The HTTP response includes an **NV-InferResponse** header that
communicates an :cpp:var:`InferResponseHeader
<nvidia::inferenceserver::InferResponseHeader>` message that describes
the outputs. For example the above response could return the
following::

  NV-InferResponse: model_name: "mymodel" model_version: 1 batch_size: 1 output { name: "output" raw { dims: 4 dims: 4 batch_byte_size: 64 } }

This response shows that the output in a tensor with shape [ 4, 4 ]
and has a size of 64 bytes. The output tensor contents are returned in
the body of the HTTP response to the POST request. For outputs where
full result tensors were requested, the result values are communicated
in the body of the response in the order as the outputs are listed in
the **NV-InferResponse** header. After those, an
:cpp:var:`InferResponseHeader
<nvidia::inferenceserver::InferResponseHeader>` message is appended to
the response body.
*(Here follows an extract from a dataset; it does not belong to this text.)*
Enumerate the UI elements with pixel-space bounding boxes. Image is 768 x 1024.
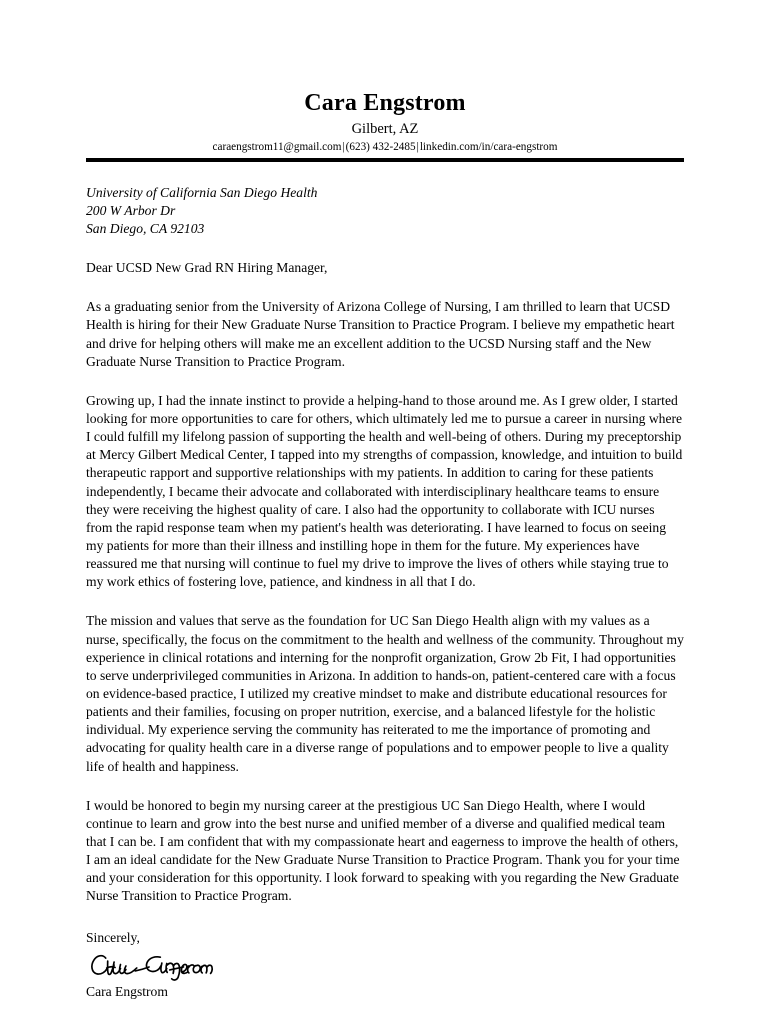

The :cpp:var:`InferResponseHeader
<nvidia::inferenceserver::InferResponseHeader>` message is returned in
either text format (the default) or in binary format if query
parameter format=binary is specified (for example,
/api/infer/foo?format=binary).

For example, assuming an inference request for a model that has 'n'
outputs, the outputs specified in the **NV-InferResponse** header in
order are “output[0]”, ..., “output[n-1]” the response body would
contain::

  <raw binary tensor values for output[0] >
  ...
  <raw binary tensor values for output[n-1] >
  <text or binary encoded InferResponseHeader proto>

The success or failure of the inference request is indicated in the
HTTP response code and the **NV-Status** response header. The
**NV-Status** response header returns a text protobuf formatted
:cpp:var:`RequestStatus <nvidia::inferenceserver::RequestStatus>`
message.

For GRPC the :cpp:var:`GRPCService
<nvidia::inferenceserver::GRPCService>` uses the
:cpp:var:`InferRequest <nvidia::inferenceserver::InferRequest>` and
:cpp:var:`InferResponse <nvidia::inferenceserver::InferResponse>`
messages to implement the endpoint. The response includes a
:cpp:var:`RequestStatus <nvidia::inferenceserver::RequestStatus>`
message indicating success or failure, :cpp:var:`InferResponseHeader
<nvidia::inferenceserver::InferResponseHeader>` message giving
response meta-data, and the raw output tensors.

.. _section-api-stream-inference:

Stream Inference
----------------

Some applications may request that multiple requests be sent using one
persistent connection rather than potentially establishing multiple
connections. For instance, in the case where multiple instances of
TensorRT Inference Server are created with the purpose of load
balancing, requests sent in different connections may be routed to
different server instances. This scenario will not fit the need if the
requests are correlated, where they are expected to be processed by
the same model instance, like inferencing with :ref:`stateful models
<section-stateful-models>`. By using stream inference, the requests
will be sent to the same server instance once the connection is
established.

For GRPC the :cpp:var:`GRPCService
<nvidia::inferenceserver::GRPCService>` uses the
:cpp:var:`InferRequest <nvidia::inferenceserver::InferRequest>` and
:cpp:var:`InferResponse <nvidia::inferenceserver::InferResponse>`
messages to implement the endpoint. The response includes a
:cpp:var:`RequestStatus <nvidia::inferenceserver::RequestStatus>`
message indicating success or failure, :cpp:var:`InferResponseHeader
<nvidia::inferenceserver::InferResponseHeader>` message giving
response meta-data, and the raw output tensors.